3. Know your Moorings A mooring is a solid structure to which ships are tied. It keeps them from drifting. A mooring could be a wharf, a pier or an anchor. In your life you're going to face lots of winds and waves that blow you in different directions. It is critical to explore to know what's important to you and what you believe. I've found that having your moorings in place doesn't hold exploration back, it gives you a firm place from with to embark and return.

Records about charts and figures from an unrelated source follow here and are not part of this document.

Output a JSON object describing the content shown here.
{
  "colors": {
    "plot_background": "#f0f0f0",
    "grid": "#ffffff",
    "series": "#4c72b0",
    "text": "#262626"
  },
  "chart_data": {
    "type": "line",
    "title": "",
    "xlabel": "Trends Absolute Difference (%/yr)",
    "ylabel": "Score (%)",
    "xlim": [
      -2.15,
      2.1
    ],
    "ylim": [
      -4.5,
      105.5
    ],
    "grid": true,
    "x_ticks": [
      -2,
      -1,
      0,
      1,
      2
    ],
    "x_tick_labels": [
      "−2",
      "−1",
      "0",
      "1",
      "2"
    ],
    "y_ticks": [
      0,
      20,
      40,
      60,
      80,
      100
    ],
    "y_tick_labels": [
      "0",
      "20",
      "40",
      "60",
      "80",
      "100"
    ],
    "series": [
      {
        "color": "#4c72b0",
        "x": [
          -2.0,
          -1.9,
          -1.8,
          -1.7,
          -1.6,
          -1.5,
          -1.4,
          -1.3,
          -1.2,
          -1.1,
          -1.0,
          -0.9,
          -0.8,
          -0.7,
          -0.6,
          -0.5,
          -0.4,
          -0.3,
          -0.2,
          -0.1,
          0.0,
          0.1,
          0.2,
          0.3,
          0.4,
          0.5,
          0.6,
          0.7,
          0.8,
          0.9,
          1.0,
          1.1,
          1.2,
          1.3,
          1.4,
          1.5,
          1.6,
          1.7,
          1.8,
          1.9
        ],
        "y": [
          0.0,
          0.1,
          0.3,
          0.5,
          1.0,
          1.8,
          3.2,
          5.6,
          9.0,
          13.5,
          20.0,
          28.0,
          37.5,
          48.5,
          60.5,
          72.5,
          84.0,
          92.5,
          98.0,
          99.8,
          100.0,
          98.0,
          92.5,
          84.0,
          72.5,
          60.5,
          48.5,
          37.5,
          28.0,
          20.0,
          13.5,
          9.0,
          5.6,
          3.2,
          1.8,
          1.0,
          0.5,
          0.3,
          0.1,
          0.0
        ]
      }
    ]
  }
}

4. Change is Constant Change will always be a part of your life as an explorer. It can be your friend or it can be your enemy. Whether the changes are big or small, the reality of exploration is constant movement. Some people can handle that, others cannot. It is so important to have your moorings and have your first mates around you. They are your ballast in the midst of the change. As you are curious about so much that is around you, change can overwhelm you. You may take on too many expeditions at once. You become overwhelmed by the sheer amount of change that is occurring. Embrace your curiosity, but manage it wisely because the old phrase is true, “curiosity can kill the cat.” As in so many areas of life there is a tension. In exploration the tension is between stability and change.

5. Experiment and Learn 
 I keep a journal tracking the various expeditions in The Exploration Group. I'm always pondering what we've done before, and I seek to learn from it. I find there are things that I discovered in one context that did not make sense there, but it does make sense in a totally different setting. The idea ends up being the building block for something months or even years later. I especially listen to those nagging problems or opportunities in my head that don't go away. I find that they are the stepping-stones that create breakthroughs toward new insights.

6. Set limits 
 This sounds like a very non-explorer thing to do but it is essential for your long-term survival as an explorer.

When I look at all the great explorers they had all of these things in place. It allowed them not only to be brave and to be daring but to also be successful, not once, but repeatedly.